Monday, April 16

Live Healthy VI *

Go nuts with your salad.
Sprinkle an ounce and a half of walnuts into your salad or mix them in with your yogurt. Why walnuts? They contain ellagic acid, a cancer-fighting antioxidant. Plus, these nutritional powerhouses, low in artery-clogging saturated fat, are a good source of protein and cholesterol-reducing omega-3 fatty acids, which may decrease the risk of heart disease.

Take your iPod to your next dental appointment.
Whether you rap along with Mary J. Blige or bliss out to Beethoven, new research in the Journal of Advanced Nursing shows that listening to music eases pain -- be it from a cavity filling, a pulled muscle or even a bikini wax -- by 12 to 21 percent. Another suggestion: Schedule uncomfortable procedures during the second half (the last two weeks) of your menstrual cycle, when estrogen levels are their highest; that's when women produce the most endorphins to offset pain, according to studies conducted at the University of Michigan and the University of Maryland.
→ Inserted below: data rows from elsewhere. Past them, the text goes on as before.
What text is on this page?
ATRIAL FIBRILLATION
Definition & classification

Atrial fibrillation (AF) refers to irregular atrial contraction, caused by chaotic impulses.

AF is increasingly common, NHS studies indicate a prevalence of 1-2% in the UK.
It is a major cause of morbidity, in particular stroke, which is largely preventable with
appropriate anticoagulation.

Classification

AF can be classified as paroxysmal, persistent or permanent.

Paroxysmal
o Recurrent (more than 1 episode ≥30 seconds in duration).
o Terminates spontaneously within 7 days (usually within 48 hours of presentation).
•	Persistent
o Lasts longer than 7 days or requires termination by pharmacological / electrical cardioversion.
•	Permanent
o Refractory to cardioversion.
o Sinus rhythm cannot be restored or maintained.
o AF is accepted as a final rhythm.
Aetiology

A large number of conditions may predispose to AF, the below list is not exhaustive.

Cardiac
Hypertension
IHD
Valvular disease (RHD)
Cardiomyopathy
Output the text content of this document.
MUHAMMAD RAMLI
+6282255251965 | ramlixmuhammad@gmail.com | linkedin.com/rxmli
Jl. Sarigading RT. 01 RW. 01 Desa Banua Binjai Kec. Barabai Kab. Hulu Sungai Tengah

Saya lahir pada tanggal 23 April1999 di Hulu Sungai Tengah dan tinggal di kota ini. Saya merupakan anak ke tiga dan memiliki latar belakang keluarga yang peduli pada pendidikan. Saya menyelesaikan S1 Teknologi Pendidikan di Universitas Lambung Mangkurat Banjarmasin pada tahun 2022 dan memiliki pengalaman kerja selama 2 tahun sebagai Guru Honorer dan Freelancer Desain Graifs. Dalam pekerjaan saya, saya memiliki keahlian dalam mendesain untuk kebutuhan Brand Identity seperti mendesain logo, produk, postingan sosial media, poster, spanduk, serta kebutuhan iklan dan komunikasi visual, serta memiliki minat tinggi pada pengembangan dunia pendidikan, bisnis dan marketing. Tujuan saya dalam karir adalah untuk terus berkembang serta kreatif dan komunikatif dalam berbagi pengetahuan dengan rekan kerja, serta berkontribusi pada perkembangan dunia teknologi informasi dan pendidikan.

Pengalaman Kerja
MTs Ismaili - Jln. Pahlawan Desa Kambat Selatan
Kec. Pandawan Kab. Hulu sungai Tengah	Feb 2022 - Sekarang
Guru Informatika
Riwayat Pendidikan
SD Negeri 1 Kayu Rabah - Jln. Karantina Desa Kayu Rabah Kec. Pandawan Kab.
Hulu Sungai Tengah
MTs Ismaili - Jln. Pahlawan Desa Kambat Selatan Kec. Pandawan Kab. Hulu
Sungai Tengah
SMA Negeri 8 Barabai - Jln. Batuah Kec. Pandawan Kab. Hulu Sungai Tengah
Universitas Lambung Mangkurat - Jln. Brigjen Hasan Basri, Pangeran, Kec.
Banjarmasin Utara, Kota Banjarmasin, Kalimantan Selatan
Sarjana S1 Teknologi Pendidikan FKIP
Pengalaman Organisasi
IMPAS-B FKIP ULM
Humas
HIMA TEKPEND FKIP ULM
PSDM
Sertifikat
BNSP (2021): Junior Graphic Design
Make a play date to boost brainpower.
We tend to blame "mommy brain" for the fuzzy-minded chaos that comes from life with kids, but new research on animals indicates that caring for children actually makes women smarter. Neuroscientists at the University of Richmond found that pregnancy hormones prime moms' brains -- literally enlarging neurons and dendrites in the hippocampus -- to prepare them for the challenges of motherhood (providing nourishment, protecting against predators, etc.), all of which improve their cognitive functions. And you don't have to get pregnant to enjoy the effect. Lead study author Craig Kinsley, Ph.D., says that stimuli from spending time with children will give any woman's brainpower a lift.

Stretch out your fingers.
"The prolonged grips, repeated pressing of small buttons and awkward wrist movements used with a BlackBerry or an iPod can lead to repetitive stress injury in your fingers," says Stacey Doyon, president-elect of the American Society of Hand Therapists. To decrease your risk, do the following a few times a day:
  • Interlace fingers and turn palms away from your body as you extend arms outward; feel the stretch from your shoulders to your fingers; hold for 10 seconds.
  • Extend right arm in front of you, palm facing down. Place left hand on top of right hand and gently pull fingers on right hand toward your body. Feel the stretch in your wrist. Hold 10 seconds, then switch sides.
Help a greater cause.
Whether you write a check to your favorite charity or head up a fund-raiser for your child's school, philanthropy not only gives another person a lift but it also can boost your own health. Studies by Boston College, Vanderbilt University, the University of South Carolina and the University of Texas at Austin show that helping others can alleviate chronic pain and even depression.

Wear sunglasses anytime you're outdoors.
Exposure to the sun's ultraviolet (UV) rays, which penetrate clouds even on overcast days, increases your risk of cataracts (the leading cause of vision loss in those over 55). Choose shades that block both UVA and UVB rays. Look for a sticker that says "100% UVA and UVB protection."